Problem: assess how higher-derivative corrections affect the shear viscosity to entropy density ratio in a holographic theory with finite $R$-charge chemical potential. Approach: compute in $D=5$ $\mathcal{N}=2$ gauged supergravity with the four-derivative $A\wedge\mathrm{Tr}(R\wedge R)$ term, derive the corrected $R$-charged black hole background, and evaluate $\eta/s$ via the Kubo formula in the hydrodynamic limit, perturbative in $\bar{c}_2$. Findings: $\eta/s$ deviates from the universal value by $-\bar{c}_2(1+q)$, with $q$ tied to the chemical potential via $\Phi=g r_0\sqrt{3q(1+q)}$ and the anomaly data via $\bar{c}_2=(c-a)/a$; the bound is violated for $c-a>0$, with larger $\Phi$ increasing the violation.
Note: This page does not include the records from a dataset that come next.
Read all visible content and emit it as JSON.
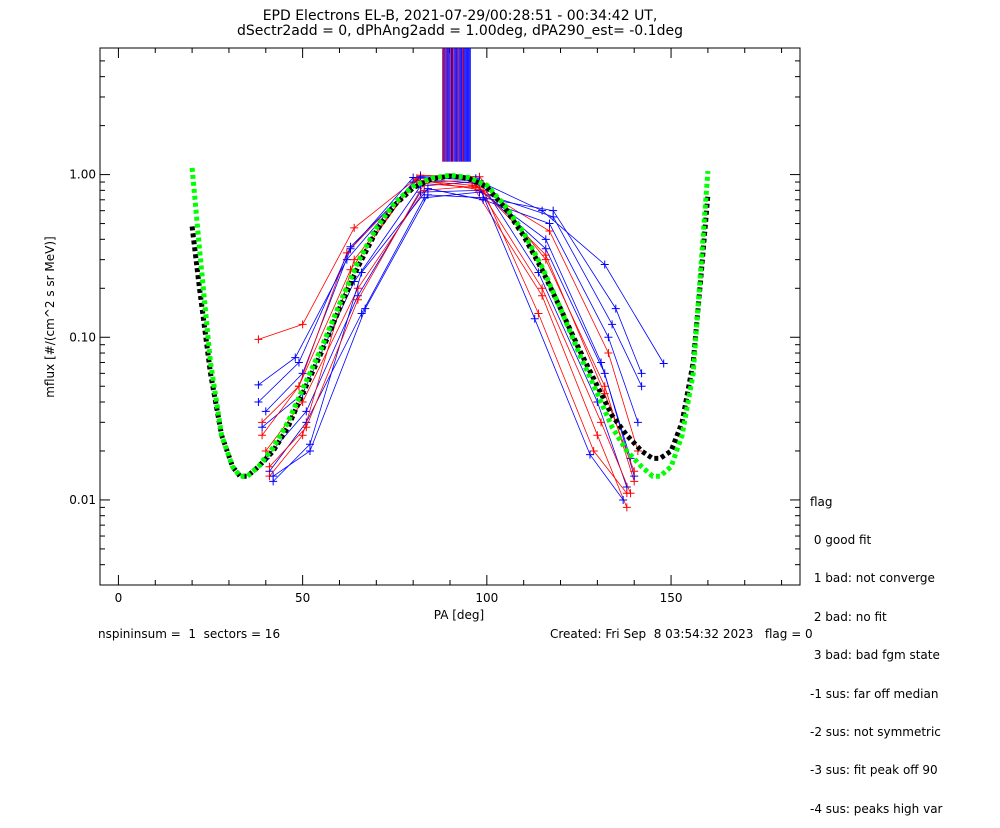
{
  "title_line1": "EPD Electrons EL-B, 2021-07-29/00:28:51 - 00:34:42 UT,",
  "title_line2": "dSectr2add = 0, dPhAng2add = 1.00deg, dPA290_est=  -0.1deg",
  "footer": {
    "left": "nspininsum =  1  sectors = 16",
    "right": "Created: Fri Sep  8 03:54:32 2023   flag = 0"
  },
  "legend": {
    "title": "flag",
    "items": [
      " 0 good fit",
      " 1 bad: not converge",
      " 2 bad: no fit",
      " 3 bad: bad fgm state",
      "-1 sus: far off median",
      "-2 sus: not symmetric",
      "-3 sus: fit peak off 90",
      "-4 sus: peaks high var"
    ]
  },
  "colors": {
    "red": "#ff0000",
    "blue": "#0000ff",
    "green": "#00ff00",
    "black": "#000000"
  },
  "chart_data": {
    "type": "line",
    "xlabel": "PA [deg]",
    "ylabel": "mflux [#/(cm^2 s sr MeV)]",
    "xlim": [
      -5,
      185
    ],
    "ylim": [
      0.003,
      6.0
    ],
    "yscale": "log",
    "xticks": [
      0,
      50,
      100,
      150
    ],
    "xtick_labels": [
      "0",
      "50",
      "100",
      "150"
    ],
    "yticks": [
      0.01,
      0.1,
      1.0
    ],
    "ytick_labels": [
      "0.01",
      "0.10",
      "1.00"
    ],
    "series": [
      {
        "color": "#ff0000",
        "x": [
          38,
          50,
          64,
          82,
          98,
          116,
          132,
          140
        ],
        "y": [
          0.097,
          0.12,
          0.47,
          0.99,
          0.97,
          0.3,
          0.05,
          0.013
        ]
      },
      {
        "color": "#0000ff",
        "x": [
          38,
          48,
          62,
          80,
          98,
          114,
          130,
          138
        ],
        "y": [
          0.051,
          0.075,
          0.3,
          0.9,
          0.92,
          0.25,
          0.04,
          0.012
        ]
      },
      {
        "color": "#ff0000",
        "x": [
          39,
          49,
          63,
          81,
          97,
          115,
          131,
          139
        ],
        "y": [
          0.03,
          0.05,
          0.26,
          0.95,
          0.88,
          0.2,
          0.03,
          0.011
        ]
      },
      {
        "color": "#0000ff",
        "x": [
          39,
          50,
          64,
          82,
          96,
          116,
          132,
          140
        ],
        "y": [
          0.028,
          0.045,
          0.22,
          0.85,
          0.9,
          0.35,
          0.06,
          0.014
        ]
      },
      {
        "color": "#ff0000",
        "x": [
          40,
          50,
          65,
          83,
          97,
          117,
          133,
          141
        ],
        "y": [
          0.02,
          0.04,
          0.2,
          0.8,
          0.85,
          0.45,
          0.08,
          0.02
        ]
      },
      {
        "color": "#0000ff",
        "x": [
          40,
          51,
          65,
          82,
          98,
          116,
          131,
          139
        ],
        "y": [
          0.018,
          0.035,
          0.18,
          0.78,
          0.8,
          0.4,
          0.07,
          0.018
        ]
      },
      {
        "color": "#0000ff",
        "x": [
          41,
          51,
          66,
          83,
          98,
          118,
          134,
          142
        ],
        "y": [
          0.015,
          0.03,
          0.14,
          0.72,
          0.78,
          0.55,
          0.12,
          0.05
        ]
      },
      {
        "color": "#ff0000",
        "x": [
          41,
          50,
          64,
          81,
          96,
          115,
          130,
          138
        ],
        "y": [
          0.014,
          0.025,
          0.3,
          0.92,
          0.86,
          0.18,
          0.025,
          0.009
        ]
      },
      {
        "color": "#0000ff",
        "x": [
          42,
          52,
          66,
          84,
          99,
          117,
          133,
          141
        ],
        "y": [
          0.013,
          0.022,
          0.25,
          0.82,
          0.7,
          0.5,
          0.1,
          0.03
        ]
      },
      {
        "color": "#0000ff",
        "x": [
          40,
          50,
          63,
          80,
          97,
          115,
          132,
          148
        ],
        "y": [
          0.035,
          0.06,
          0.35,
          0.96,
          0.93,
          0.6,
          0.28,
          0.069
        ]
      },
      {
        "color": "#ff0000",
        "x": [
          39,
          49,
          62,
          81,
          99,
          114,
          129,
          138
        ],
        "y": [
          0.025,
          0.05,
          0.33,
          0.93,
          0.8,
          0.14,
          0.02,
          0.011
        ]
      },
      {
        "color": "#0000ff",
        "x": [
          38,
          49,
          63,
          82,
          97,
          113,
          128,
          137
        ],
        "y": [
          0.04,
          0.07,
          0.36,
          0.97,
          0.95,
          0.13,
          0.019,
          0.01
        ]
      },
      {
        "color": "#ff0000",
        "x": [
          41,
          51,
          65,
          83,
          98,
          116,
          132,
          140
        ],
        "y": [
          0.016,
          0.028,
          0.17,
          0.88,
          0.83,
          0.32,
          0.045,
          0.015
        ]
      },
      {
        "color": "#0000ff",
        "x": [
          42,
          52,
          67,
          84,
          99,
          118,
          135,
          142
        ],
        "y": [
          0.014,
          0.02,
          0.15,
          0.75,
          0.72,
          0.6,
          0.15,
          0.06
        ]
      }
    ],
    "fits": [
      {
        "color": "#000000",
        "x": [
          20,
          22,
          25,
          28,
          31,
          33,
          35,
          38,
          42,
          46,
          50,
          55,
          60,
          65,
          70,
          75,
          80,
          85,
          90,
          95,
          100,
          105,
          110,
          115,
          120,
          125,
          130,
          134,
          138,
          142,
          145,
          147,
          150,
          153,
          156,
          158,
          160
        ],
        "y": [
          0.48,
          0.2,
          0.06,
          0.025,
          0.016,
          0.014,
          0.014,
          0.016,
          0.02,
          0.028,
          0.045,
          0.08,
          0.15,
          0.27,
          0.45,
          0.65,
          0.83,
          0.94,
          0.98,
          0.95,
          0.84,
          0.62,
          0.42,
          0.26,
          0.15,
          0.085,
          0.05,
          0.033,
          0.025,
          0.02,
          0.018,
          0.018,
          0.02,
          0.03,
          0.07,
          0.22,
          0.75
        ]
      },
      {
        "color": "#00ff00",
        "x": [
          20,
          22,
          25,
          28,
          31,
          33,
          35,
          38,
          42,
          46,
          50,
          55,
          60,
          65,
          70,
          75,
          80,
          85,
          90,
          95,
          100,
          105,
          110,
          115,
          120,
          125,
          130,
          134,
          138,
          142,
          145,
          147,
          150,
          153,
          156,
          158,
          160
        ],
        "y": [
          1.1,
          0.35,
          0.07,
          0.025,
          0.016,
          0.014,
          0.014,
          0.016,
          0.021,
          0.03,
          0.048,
          0.085,
          0.16,
          0.29,
          0.47,
          0.67,
          0.85,
          0.95,
          0.99,
          0.96,
          0.86,
          0.64,
          0.44,
          0.27,
          0.15,
          0.08,
          0.045,
          0.028,
          0.02,
          0.016,
          0.014,
          0.014,
          0.016,
          0.025,
          0.06,
          0.25,
          1.05
        ]
      }
    ],
    "vlines": {
      "x": [
        88,
        88.3,
        88.6,
        88.9,
        89.2,
        89.5,
        89.8,
        90.1,
        90.4,
        90.7,
        91,
        91.3,
        91.6,
        91.9,
        92.2,
        92.5,
        92.8,
        93.1,
        93.4,
        93.7,
        94,
        94.3,
        94.6,
        94.9,
        95.2,
        95.5
      ],
      "colors": [
        "#ff0000",
        "#0000ff",
        "#0000ff",
        "#ff0000",
        "#0000ff",
        "#0000ff",
        "#0000ff",
        "#ff0000",
        "#0000ff",
        "#0000ff",
        "#ff0000",
        "#0000ff",
        "#0000ff",
        "#0000ff",
        "#ff0000",
        "#0000ff",
        "#0000ff",
        "#0000ff",
        "#ff0000",
        "#0000ff",
        "#0000ff",
        "#0000ff",
        "#0000ff",
        "#0000ff",
        "#0000ff",
        "#0000ff"
      ],
      "y_low": 1.2,
      "y_high": 6.0
    }
  }
}
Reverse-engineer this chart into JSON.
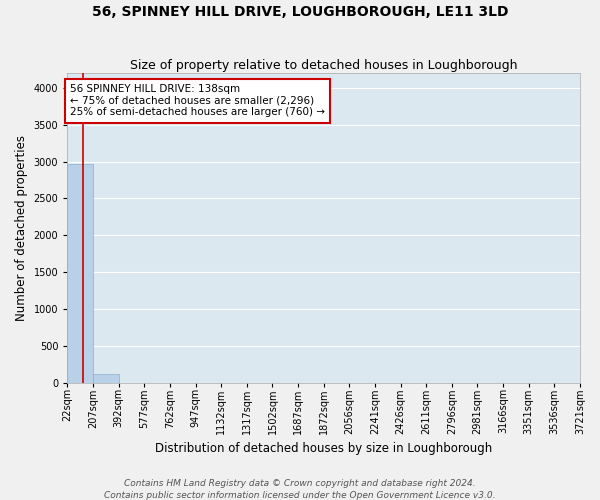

Significance: demonstrates that finite-$N$ and finite-chemical-potential effects can produce controlled violations of the KSS bound in a supersymmetric, holographic setting, illuminating the limits and possible universality of the bound in higher-derivative, supersymmetric theories.

Abstract

We examine the effects of higher derivative corrections on eta/s, the ratio of shear viscosity to entropy density, in the case of a finite R-charge chemical potential. In particular, we work in the framework of five-dimensional N =2 gauged supergravity, and include terms up to four derivatives, representing the supersymmetric completion of the Chern-Simons term A \wedge Tr (R \wedge R). The addition of the four-derivative terms yields a correction which is a 1/N effect, and in general gives rise to a violation of the eta/s bound. Furthermore, we find that, once the bound is violated, turning on the chemical potential only leads to an even larger violation of the bound.